Doug Ford on COVID-19 cases

Ontario records lowest daily number of new COVID-19 cases in months

Ontario is reporting the lowest number of new daily COVID-19 cases since March 25.  On Wednesday, health officials confirmed a total of 37,052 cases of the virus in the province as of July 14. Compared to the previous day, this represents an increase of 102 confirmed cases, an increase of nine deaths, and an increase of 135 resolved cases.

“Locally, 31 of Ontario’s 34 public health units are reporting five or fewer cases, with fully 19 of them reporting no new cases,” Health Minister Christine Elliott tweeted. “With 135 more resolved, there are 33 fewer active cases in Ontario as we continue to track a persistent decline in the number of active cases in the province.”



According to the province’s daily epidemiology report, 58 of the cases were male and 44 female. Forty-three of the cases were people between the ages of 20 and 39, while seven occurred in people aged 80 and over. Moreover, 49 of the new cases were in Toronto, 15 in Windsor-Essex, and 14 in Peel Region — these are three of the regions not as yet able to move on to Stage 3, as part of the province’s framework to restart the economy post-COVID-19.

On Monday, Ontario Premier Doug Ford announced that 24 of 34 public health units within Ontario will move forward to the next stage as of Friday, July 17 at 12:01 a.m.  This summer, Ford and his team will be meeting business leaders across Ontario to see first-hand how they’re recovering from the impacts of COVID-19.



The province is also focusing on homegrown manufacturing capacity. On Tuesday, the Ontario government announced it would provide Cambridge-based Eclipse Innovations Inc. with $1,408,475 from the Ontario Together Fund to increase its operations to manufacture made-in-Ontario N95 masks.

“As part of our government’s made-in-Ontario plan for renewal, growth, and recovery, we are actively working with local companies to manufacture the critical PPE we need to protect our frontline workers today and well into the future,” Ford said. “We have the most talented and innovative people anywhere to make the highest quality products in the world. Ontario is the manufacturing powerhouse of Canada and we encourage everyone to buy local to help our businesses and factories get back on their feet.”

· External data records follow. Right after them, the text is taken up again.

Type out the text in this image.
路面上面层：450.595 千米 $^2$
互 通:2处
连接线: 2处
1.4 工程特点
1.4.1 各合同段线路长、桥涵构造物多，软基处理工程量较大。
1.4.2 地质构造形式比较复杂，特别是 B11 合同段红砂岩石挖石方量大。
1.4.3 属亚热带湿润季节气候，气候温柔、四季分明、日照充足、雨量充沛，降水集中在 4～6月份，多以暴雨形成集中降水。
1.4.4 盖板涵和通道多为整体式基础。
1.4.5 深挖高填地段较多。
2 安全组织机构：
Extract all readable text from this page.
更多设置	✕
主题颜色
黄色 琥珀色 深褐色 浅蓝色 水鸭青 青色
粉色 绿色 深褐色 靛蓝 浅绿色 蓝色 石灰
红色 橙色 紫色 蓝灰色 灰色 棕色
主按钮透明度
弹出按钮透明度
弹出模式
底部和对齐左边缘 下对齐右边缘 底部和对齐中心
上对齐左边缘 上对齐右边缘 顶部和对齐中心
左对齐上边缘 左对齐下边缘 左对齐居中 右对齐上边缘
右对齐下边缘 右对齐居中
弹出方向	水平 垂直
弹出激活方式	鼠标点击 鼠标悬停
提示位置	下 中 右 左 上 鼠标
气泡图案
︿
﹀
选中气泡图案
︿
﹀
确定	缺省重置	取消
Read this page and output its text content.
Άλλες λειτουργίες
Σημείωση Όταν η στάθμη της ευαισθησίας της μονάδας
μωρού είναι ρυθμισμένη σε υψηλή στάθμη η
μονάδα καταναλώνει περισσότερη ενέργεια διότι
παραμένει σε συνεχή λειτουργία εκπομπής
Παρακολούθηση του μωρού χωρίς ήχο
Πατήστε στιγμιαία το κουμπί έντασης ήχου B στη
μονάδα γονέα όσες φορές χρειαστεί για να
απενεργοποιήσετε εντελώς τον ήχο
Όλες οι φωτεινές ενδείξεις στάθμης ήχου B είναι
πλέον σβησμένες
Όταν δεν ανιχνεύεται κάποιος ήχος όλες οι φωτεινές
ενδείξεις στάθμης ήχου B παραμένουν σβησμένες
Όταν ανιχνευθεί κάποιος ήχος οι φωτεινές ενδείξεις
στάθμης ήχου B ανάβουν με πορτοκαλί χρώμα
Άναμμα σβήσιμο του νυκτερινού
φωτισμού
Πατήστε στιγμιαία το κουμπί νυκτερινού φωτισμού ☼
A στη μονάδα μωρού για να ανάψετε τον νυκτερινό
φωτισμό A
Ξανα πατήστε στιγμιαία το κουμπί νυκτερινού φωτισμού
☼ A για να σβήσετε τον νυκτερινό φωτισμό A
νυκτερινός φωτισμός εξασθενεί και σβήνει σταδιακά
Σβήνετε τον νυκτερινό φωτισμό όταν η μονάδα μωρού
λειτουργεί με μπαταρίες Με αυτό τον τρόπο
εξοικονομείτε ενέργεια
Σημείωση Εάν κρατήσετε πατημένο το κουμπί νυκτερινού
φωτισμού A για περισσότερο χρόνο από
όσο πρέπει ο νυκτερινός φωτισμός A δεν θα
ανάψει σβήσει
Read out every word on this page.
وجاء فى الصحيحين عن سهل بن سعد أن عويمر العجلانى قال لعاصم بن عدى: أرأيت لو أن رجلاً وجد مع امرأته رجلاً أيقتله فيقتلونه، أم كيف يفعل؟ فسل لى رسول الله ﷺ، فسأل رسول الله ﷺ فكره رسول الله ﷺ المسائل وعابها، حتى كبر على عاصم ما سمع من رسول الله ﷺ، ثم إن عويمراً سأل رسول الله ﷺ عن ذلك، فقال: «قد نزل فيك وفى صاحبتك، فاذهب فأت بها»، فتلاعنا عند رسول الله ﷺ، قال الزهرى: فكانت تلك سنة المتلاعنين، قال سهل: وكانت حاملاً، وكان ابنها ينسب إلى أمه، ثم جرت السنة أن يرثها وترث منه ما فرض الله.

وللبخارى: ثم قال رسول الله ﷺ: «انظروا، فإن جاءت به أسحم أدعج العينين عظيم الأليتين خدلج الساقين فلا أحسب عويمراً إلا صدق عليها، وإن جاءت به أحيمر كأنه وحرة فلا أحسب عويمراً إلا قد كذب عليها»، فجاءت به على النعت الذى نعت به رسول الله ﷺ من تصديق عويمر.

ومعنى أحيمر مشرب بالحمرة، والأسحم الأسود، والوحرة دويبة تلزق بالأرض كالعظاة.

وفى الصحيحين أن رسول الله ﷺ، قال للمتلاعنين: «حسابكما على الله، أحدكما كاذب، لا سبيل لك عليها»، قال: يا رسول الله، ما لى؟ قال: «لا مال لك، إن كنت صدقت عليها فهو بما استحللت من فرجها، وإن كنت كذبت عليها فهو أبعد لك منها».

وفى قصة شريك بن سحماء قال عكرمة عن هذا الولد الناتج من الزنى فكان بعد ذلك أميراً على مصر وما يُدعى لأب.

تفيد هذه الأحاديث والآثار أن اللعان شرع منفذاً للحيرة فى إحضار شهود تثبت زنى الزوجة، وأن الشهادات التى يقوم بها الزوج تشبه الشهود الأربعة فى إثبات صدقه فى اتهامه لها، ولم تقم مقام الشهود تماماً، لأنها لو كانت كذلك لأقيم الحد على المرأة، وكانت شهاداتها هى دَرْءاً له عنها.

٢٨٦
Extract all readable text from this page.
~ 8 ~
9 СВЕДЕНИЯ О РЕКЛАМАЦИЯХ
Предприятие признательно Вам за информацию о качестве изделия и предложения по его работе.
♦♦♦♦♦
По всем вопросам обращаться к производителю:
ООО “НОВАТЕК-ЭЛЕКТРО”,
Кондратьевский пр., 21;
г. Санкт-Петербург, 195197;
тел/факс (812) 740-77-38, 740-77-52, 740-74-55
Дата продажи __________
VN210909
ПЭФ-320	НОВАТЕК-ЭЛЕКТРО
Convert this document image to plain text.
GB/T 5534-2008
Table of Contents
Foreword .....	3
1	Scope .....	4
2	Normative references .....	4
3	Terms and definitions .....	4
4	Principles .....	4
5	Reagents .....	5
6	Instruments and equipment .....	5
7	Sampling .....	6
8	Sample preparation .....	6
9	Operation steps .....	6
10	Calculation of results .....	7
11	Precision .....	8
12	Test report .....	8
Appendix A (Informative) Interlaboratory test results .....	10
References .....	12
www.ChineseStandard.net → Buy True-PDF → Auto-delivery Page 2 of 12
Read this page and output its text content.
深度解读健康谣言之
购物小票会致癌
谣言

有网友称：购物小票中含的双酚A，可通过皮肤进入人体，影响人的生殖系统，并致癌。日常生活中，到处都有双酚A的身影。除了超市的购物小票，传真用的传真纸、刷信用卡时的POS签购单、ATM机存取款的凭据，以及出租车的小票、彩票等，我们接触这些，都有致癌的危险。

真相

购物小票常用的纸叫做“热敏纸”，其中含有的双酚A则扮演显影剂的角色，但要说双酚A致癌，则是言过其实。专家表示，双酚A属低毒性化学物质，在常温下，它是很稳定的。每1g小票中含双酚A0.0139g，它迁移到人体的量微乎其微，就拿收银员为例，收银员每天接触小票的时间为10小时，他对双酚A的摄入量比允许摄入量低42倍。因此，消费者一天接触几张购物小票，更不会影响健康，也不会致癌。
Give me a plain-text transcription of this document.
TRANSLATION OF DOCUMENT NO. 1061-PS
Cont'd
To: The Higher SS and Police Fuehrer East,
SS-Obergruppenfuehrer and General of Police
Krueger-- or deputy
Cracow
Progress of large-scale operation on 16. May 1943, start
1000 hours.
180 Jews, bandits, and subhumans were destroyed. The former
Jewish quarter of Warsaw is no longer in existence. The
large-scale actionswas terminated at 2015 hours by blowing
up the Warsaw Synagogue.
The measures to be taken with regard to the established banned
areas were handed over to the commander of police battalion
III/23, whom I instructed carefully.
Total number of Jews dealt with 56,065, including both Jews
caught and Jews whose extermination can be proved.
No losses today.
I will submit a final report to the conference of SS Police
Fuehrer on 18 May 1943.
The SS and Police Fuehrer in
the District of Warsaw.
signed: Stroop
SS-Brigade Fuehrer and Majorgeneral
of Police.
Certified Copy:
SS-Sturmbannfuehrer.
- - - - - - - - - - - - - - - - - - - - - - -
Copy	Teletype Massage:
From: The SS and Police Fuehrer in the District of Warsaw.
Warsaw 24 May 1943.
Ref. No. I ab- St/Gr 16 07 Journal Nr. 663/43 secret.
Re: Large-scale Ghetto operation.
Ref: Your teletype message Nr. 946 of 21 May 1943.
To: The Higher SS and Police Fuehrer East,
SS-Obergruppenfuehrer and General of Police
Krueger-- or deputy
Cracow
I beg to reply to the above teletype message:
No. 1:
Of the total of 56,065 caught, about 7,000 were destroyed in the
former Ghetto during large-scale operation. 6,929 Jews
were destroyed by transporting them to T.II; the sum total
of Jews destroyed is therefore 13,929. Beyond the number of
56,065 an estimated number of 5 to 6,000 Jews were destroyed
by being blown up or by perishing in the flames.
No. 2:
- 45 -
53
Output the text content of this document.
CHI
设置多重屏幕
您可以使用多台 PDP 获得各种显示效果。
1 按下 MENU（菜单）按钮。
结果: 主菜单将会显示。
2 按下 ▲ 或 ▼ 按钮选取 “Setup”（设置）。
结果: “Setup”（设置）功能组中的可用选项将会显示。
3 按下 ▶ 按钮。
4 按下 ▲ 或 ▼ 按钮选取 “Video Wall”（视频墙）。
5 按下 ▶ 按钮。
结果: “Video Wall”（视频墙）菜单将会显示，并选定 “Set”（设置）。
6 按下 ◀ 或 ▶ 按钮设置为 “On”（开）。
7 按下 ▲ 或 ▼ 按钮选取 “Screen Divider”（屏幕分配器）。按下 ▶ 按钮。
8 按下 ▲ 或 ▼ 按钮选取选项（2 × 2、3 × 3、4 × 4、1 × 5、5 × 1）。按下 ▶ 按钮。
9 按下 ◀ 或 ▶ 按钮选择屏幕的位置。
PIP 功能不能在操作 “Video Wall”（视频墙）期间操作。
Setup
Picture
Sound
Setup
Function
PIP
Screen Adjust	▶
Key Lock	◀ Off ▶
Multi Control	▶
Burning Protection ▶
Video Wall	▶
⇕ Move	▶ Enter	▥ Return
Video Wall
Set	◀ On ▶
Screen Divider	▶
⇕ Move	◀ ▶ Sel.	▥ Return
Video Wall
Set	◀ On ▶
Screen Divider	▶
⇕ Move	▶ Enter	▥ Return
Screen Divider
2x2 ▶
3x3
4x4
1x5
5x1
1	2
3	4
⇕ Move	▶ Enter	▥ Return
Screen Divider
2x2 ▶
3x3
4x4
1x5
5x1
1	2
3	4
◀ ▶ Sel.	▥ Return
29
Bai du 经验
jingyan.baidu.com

In April, Ford brought up the importance of Ontario factories producing ventilators, face shields, and gloves for use by healthcare workers, calling on Ontario companies to step up PPE production to ensure Canada’s frontline workers, and most vulnerable, are protected against COVID-19. This after the White House temporarily compelled 3M, North America’s largest producer of masks, to stop exporting U.S.-made N95 masks to Canada and Latin America.

Since the Ontario Together Fund launched in April, it has received more than 28,000 submissions on how to best address the COVID-19 outbreak, including offers from businesses to retool their operations to make critical supplies or to deliver needed goods or services. To date, more than 18,000 emergency supply leads have reportedly been converted into $662 million in purchases of critical equipment to support staff on the front lines, including 26 million gowns, 177 million gloves, 123 million masks, and more than four million face shields.